Isto nos leva a um segundo problema, mais específico: começar com a casa central vaga e terminar com o último pino também colocado nessa mesma casa. O leitor quer tentar? Saiba que o famoso inventor de quebra-cabeças inglês, Henry Ernest Dudeney, apresentou para este caso uma solução em dezenove lances, publicada em abril de 1908. Em seu comentário, ele afirmava não acreditar que essa marca pudesse ser melhorada. Todavia, doze anos mais tarde, Ernest Bergholt publicou o livro chamado The Game of Solitaire, onde apresentava uma solução em dezoito lances. Ela está à disposição do leitor aflito no armário de tranqüilizantes, isto é, na seção de soluções.
Nada nos obriga a começar com a casa vazia no centro. Se deixarmos vaga, no início, a casa de número 11, ou a de número 30, é possível resolver o problema em apenas quinze lances, o que constitui, até onde estou informado, o recorde absoluto. E preciso alertar o leitor, contudo, para o fato de que nem todos os pares de casas que sejam escolhidos para início e término serão capazes de gerar uma solução. O livro de Bergholt propunha vários outros problemas para o Solitaire. Por exemplo, manter uma das peças “na espera”, sem ser movida até o último lance, quando então ela captura uma ou mais peças e se torna a última sobrevivente.

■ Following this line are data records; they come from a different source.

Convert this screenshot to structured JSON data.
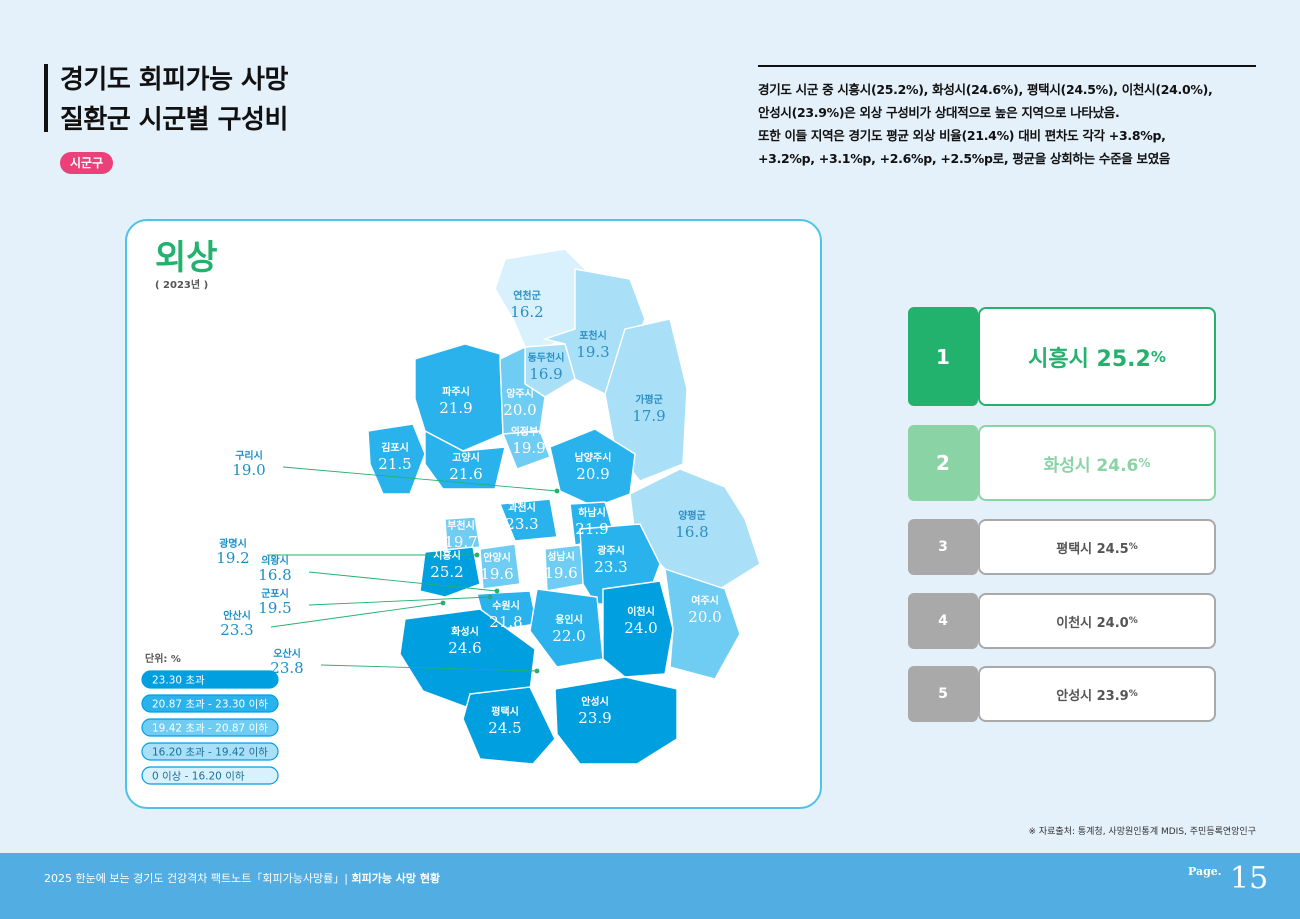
{
  "title": {
    "line1": "경기도 회피가능 사망",
    "line2": "질환군 시군별 구성비"
  },
  "tag": "시군구",
  "description": [
    "경기도 시군 중 시흥시(25.2%), 화성시(24.6%), 평택시(24.5%), 이천시(24.0%),",
    "안성시(23.9%)은 외상 구성비가 상대적으로 높은 지역으로 나타났음.",
    "또한 이들 지역은 경기도 평균 외상 비율(21.4%) 대비 편차도 각각 +3.8%p,",
    "+3.2%p, +3.1%p, +2.6%p, +2.5%p로, 평균을 상회하는 수준을 보였음"
  ],
  "colors": {
    "c1": "#009fe0",
    "c2": "#29b2ec",
    "c3": "#6fccf3",
    "c4": "#a9e0f8",
    "c5": "#d9f1fc",
    "green": "#23b26d",
    "green_light": "#8ad3a4",
    "gray": "#a9a9a9",
    "pink": "#ec407a",
    "footer": "#52ade2"
  },
  "chart_data": {
    "type": "choropleth",
    "title": "외상",
    "subtitle": "( 2023년 )",
    "unit_label": "단위: %",
    "legend": [
      {
        "label": "23.30 초과",
        "color": "c1"
      },
      {
        "label": "20.87 초과 - 23.30 이하",
        "color": "c2"
      },
      {
        "label": "19.42 초과 - 20.87 이하",
        "color": "c3"
      },
      {
        "label": "16.20 초과 - 19.42 이하",
        "color": "c4"
      },
      {
        "label": "0 이상 - 16.20 이하",
        "color": "c5"
      }
    ],
    "regions": [
      {
        "name": "연천군",
        "value": 16.2
      },
      {
        "name": "포천시",
        "value": 19.3
      },
      {
        "name": "동두천시",
        "value": 16.9
      },
      {
        "name": "파주시",
        "value": 21.9
      },
      {
        "name": "양주시",
        "value": 20.0
      },
      {
        "name": "가평군",
        "value": 17.9
      },
      {
        "name": "의정부시",
        "value": 19.9
      },
      {
        "name": "김포시",
        "value": 21.5
      },
      {
        "name": "고양시",
        "value": 21.6
      },
      {
        "name": "남양주시",
        "value": 20.9
      },
      {
        "name": "구리시",
        "value": 19.0
      },
      {
        "name": "과천시",
        "value": 23.3
      },
      {
        "name": "하남시",
        "value": 21.9
      },
      {
        "name": "양평군",
        "value": 16.8
      },
      {
        "name": "부천시",
        "value": 19.7
      },
      {
        "name": "광명시",
        "value": 19.2
      },
      {
        "name": "시흥시",
        "value": 25.2
      },
      {
        "name": "안양시",
        "value": 19.6
      },
      {
        "name": "성남시",
        "value": 19.6
      },
      {
        "name": "광주시",
        "value": 23.3
      },
      {
        "name": "의왕시",
        "value": 16.8
      },
      {
        "name": "군포시",
        "value": 19.5
      },
      {
        "name": "수원시",
        "value": 21.8
      },
      {
        "name": "용인시",
        "value": 22.0
      },
      {
        "name": "이천시",
        "value": 24.0
      },
      {
        "name": "여주시",
        "value": 20.0
      },
      {
        "name": "안산시",
        "value": 23.3
      },
      {
        "name": "화성시",
        "value": 24.6
      },
      {
        "name": "오산시",
        "value": 23.8
      },
      {
        "name": "평택시",
        "value": 24.5
      },
      {
        "name": "안성시",
        "value": 23.9
      }
    ]
  },
  "ranking": [
    {
      "rank": "1",
      "label": "시흥시 25.2",
      "unit": "%"
    },
    {
      "rank": "2",
      "label": "화성시 24.6",
      "unit": "%"
    },
    {
      "rank": "3",
      "label": "평택시 24.5",
      "unit": "%"
    },
    {
      "rank": "4",
      "label": "이천시 24.0",
      "unit": "%"
    },
    {
      "rank": "5",
      "label": "안성시 23.9",
      "unit": "%"
    }
  ],
  "source": "※ 자료출처: 통계청, 사망원인통계 MDIS, 주민등록연앙인구",
  "footer": {
    "text": "2025 한눈에 보는 경기도 건강격차 팩트노트「회피가능사망률」|",
    "bold": "회피가능 사망 현황",
    "page_label": "Page.",
    "page_num": "15"
  }
}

Ou, em outro desafio, manter uma peça congelada, sem se mexer até a última jogada, quando acaba sendo capturada. Ou ainda tentar concluir o passatempo com um espetacular salto múltiplo que, segundo ele, pode capturar até nove peças na última jogada – um autêntico salto mortal, para quem tiver pouca paciência. A seção de soluções tem uma providencial rede de segurança, mas apenas para um salto múltiplo de seis peças. Acrobacias maiores correm por conta e risco do leitor.